6.2 The liability of Future for indirect damage or loss, resulting loss, loss of profit, loss of savings, reduced goodwill, loss due to business interruption, loss as a result of claims from the Client’s customers, loss in connection with the use of items or materials prescribed by Client, are excluded.
7) Term and Termination
7.1 The SA will commence on the date mentioned in the SA and continue in effect until terminated in accordance with this section 7 or by delivery of written notice of termination by either party to the other, or after completion of performance of the SA.
7.2 Future or Client may terminate any SA, immediately upon written notice if the other party: (i) becomes insolvent; (ii) becomes the subject of a petition in bankruptcy which is not withdrawn or dismissed within 120 days thereafter; (iii) makes an assignment for the benefit of creditors; or (iv) breaches any material obligation under the Terms (including but not limited to payment obligations) and fails to cure such breach within thirty (30) days after delivery of notice thereof.
7.3 Client may terminate any SA for any reason upon ninety (90) days written notice to Future.
7.4 If Future, in its reasonable discretion, applying analytical methods reasonably selected by it and accompanied by documentation, determines that continuing performance of the Services in accordance with the SA is not likely to result in delivery of any given Deliverable or achievement of any given milestone, then Future shall so notify Client, and Future’s obligation to perform Services under such SA shall be suspended.
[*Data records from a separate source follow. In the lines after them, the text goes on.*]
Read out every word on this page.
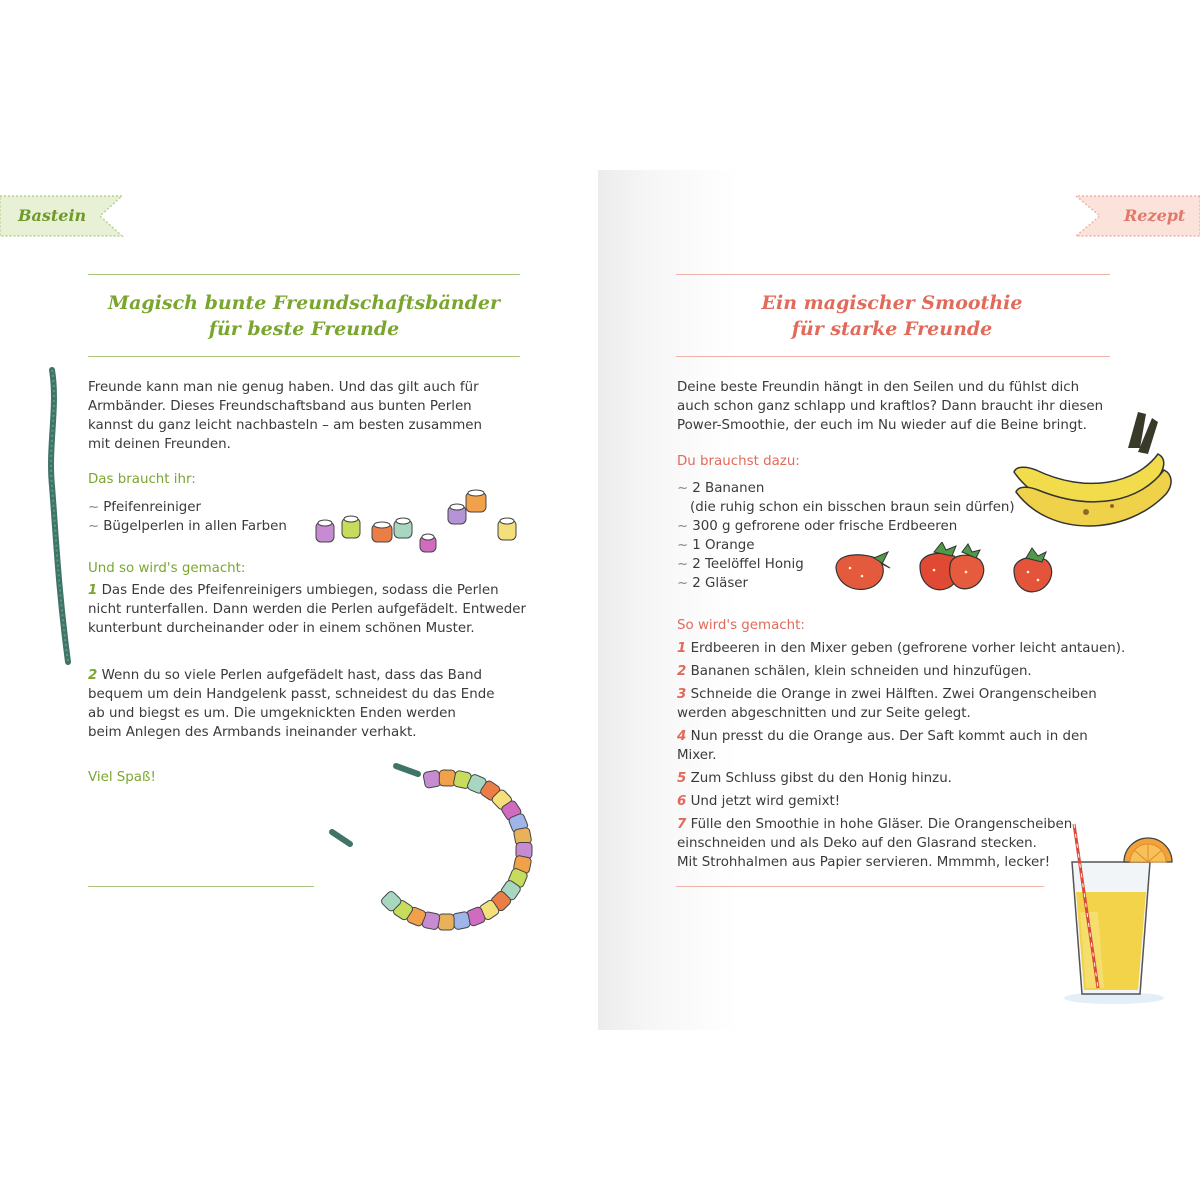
Bastein
Magisch bunte Freundschaftsbänder
für beste Freunde
Freunde kann man nie genug haben. Und das gilt auch für
Armbänder. Dieses Freundschaftsband aus bunten Perlen
kannst du ganz leicht nachbasteln – am besten zusammen
mit deinen Freunden.
Das braucht ihr:
~ Pfeifenreiniger
~ Bügelperlen in allen Farben
Und so wird's gemacht:
1 Das Ende des Pfeifenreinigers umbiegen, sodass die Perlen
nicht runterfallen. Dann werden die Perlen aufgefädelt. Entweder
kunterbunt durcheinander oder in einem schönen Muster.
2 Wenn du so viele Perlen aufgefädelt hast, dass das Band
bequem um dein Handgelenk passt, schneidest du das Ende
ab und biegst es um. Die umgeknickten Enden werden
beim Anlegen des Armbands ineinander verhakt.
Viel Spaß!
Rezept
Ein magischer Smoothie
für starke Freunde
Deine beste Freundin hängt in den Seilen und du fühlst dich
auch schon ganz schlapp und kraftlos? Dann braucht ihr diesen
Power-Smoothie, der euch im Nu wieder auf die Beine bringt.
Du brauchst dazu:
~ 2 Bananen
(die ruhig schon ein bisschen braun sein dürfen)
~ 300 g gefrorene oder frische Erdbeeren
~ 1 Orange
~ 2 Teelöffel Honig
~ 2 Gläser
So wird's gemacht:
1 Erdbeeren in den Mixer geben (gefrorene vorher leicht antauen).
2 Bananen schälen, klein schneiden und hinzufügen.
3 Schneide die Orange in zwei Hälften. Zwei Orangenscheiben
werden abgeschnitten und zur Seite gelegt.
4 Nun presst du die Orange aus. Der Saft kommt auch in den
Mixer.
5 Zum Schluss gibst du den Honig hinzu.
6 Und jetzt wird gemixt!
7 Fülle den Smoothie in hohe Gläser. Die Orangenscheiben
einschneiden und als Deko auf den Glasrand stecken.
Mit Strohhalmen aus Papier servieren. Mmmmh, lecker!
Client shall notify Future within ten (10) business days whether or not Client agrees with Future’s position. If Future terminates a SA pursuant to this section and if the SA included milestone payments, the Parties shall cooperate in good faith to allocate fees payable to Future in respect of the next-occurring milestone, which fees shall be reasonable and prorated, taking into account the work actually performed by Future in efforts to achieve the next-occurring milestone, and Client shall pay such fees in response to Future’s invoice therefor.
7.5 Upon termination of any SA, Client will pay Future all fees and expenses due and incurred through the effective date of termination unless the termination was effected by Client pursuant to section 7.2. In case the terminated SA included milestone payments, then Client will pay Future the amount due for the next-occurring milestone.
8) Governing Law
These Terms and any SA concluded between Future and Client shall be governed by, and construed in accordance with the laws of The Netherlands. In case any dispute arises out of a SA or the Terms, the Parties hereto shall endeavor to settle such dispute amicably. In the event of any disputes, claims or controversies between the Parties arising out of, or in relation to, any SA (a “Dispute”), including any question regarding its validity, construction or performance, the Parties shall, for a period of ninety (90) days following the commencement of the Dispute, use good faith efforts to reach an amicable settlement of the Dispute. In the event the Parties fail to reach an amicable settlement, (i) the Parties waive all rights to trial by jury and (ii) the Parties agree that the exclusive venue of any action in respect of this SA shall be the Netherlands in the event legal action is initiated by Client or in [ ] in the event legal action is initiated by Future. The Parties consent to the above exclusive jurisdiction and waive any right they have or may have to challenge such venue and forum.